Frieden erlebte Azaiza nie. Er zählt im Videointerview mit ruhiger Stimme auf, woran er sich erinnert. 2005, er war sechs, sah er israelische Panzer in seiner Strasse. Als er acht Jahre alt wurde, begann der blutige Kampf um die Macht im Gazastreifen zwischen den Palästinenserfraktionen Hamas und Fatah. Danach wieder Konflikte zwischen Israel und der Hamas: «Krieg 2008, Krieg 2012, Krieg 2014», sagt er monoton.
2018 eskalierten Demonstrationen an der Grenze zu Israel. Er war dort für den Palästinensischen Roten Halbmond im Einsatz, als ein israelischer Scharfschütze seinen Oberschenkel traf. Schon damals als 19-Jähriger dokumentierte er das auf Instagram. Sein Bein heilte, die Gewalt ging weiter: «Es gab viele kleinere Aggressionen, dann Krieg 2021. Und jetzt Krieg 2023.»
Doch Gaza war trotz allem Azaizas Zuhause, in dem er schöne Momente im Alltag festhielt: Porträtbilder von jungen und alten Menschen, manchmal einen Sonnenuntergang. Er studierte Englisch, begann für internationale Medien zu arbeiten, später erhielt er eine Stelle als Foto- und Videoproduzent bei einer amerikanischen Organisation, die Spenden für das Uno-Hilfswerk für die Palästina-Flüchtlinge sammelt.

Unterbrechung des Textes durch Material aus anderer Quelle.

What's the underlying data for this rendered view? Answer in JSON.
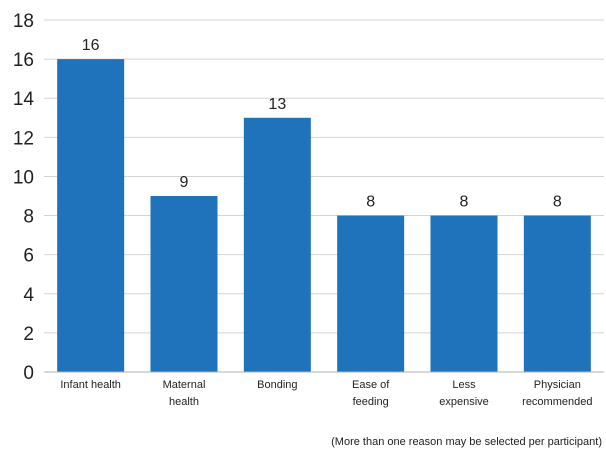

Azaiza verliert 15 Familienmitglieder in den ersten Kriegstagen
Das letzte Bild, das er auf Instagram vor dem Krieg veröffentlichte, war eine Drohnenaufnahme von der Stadt Gaza. Das war am 6. Oktober. Am Tag danach metzelte die Hamas bei ihrem Angriff 1200 Menschen in Israel nieder und verschleppte über 200 Personen als Geiseln in den Gazastreifen.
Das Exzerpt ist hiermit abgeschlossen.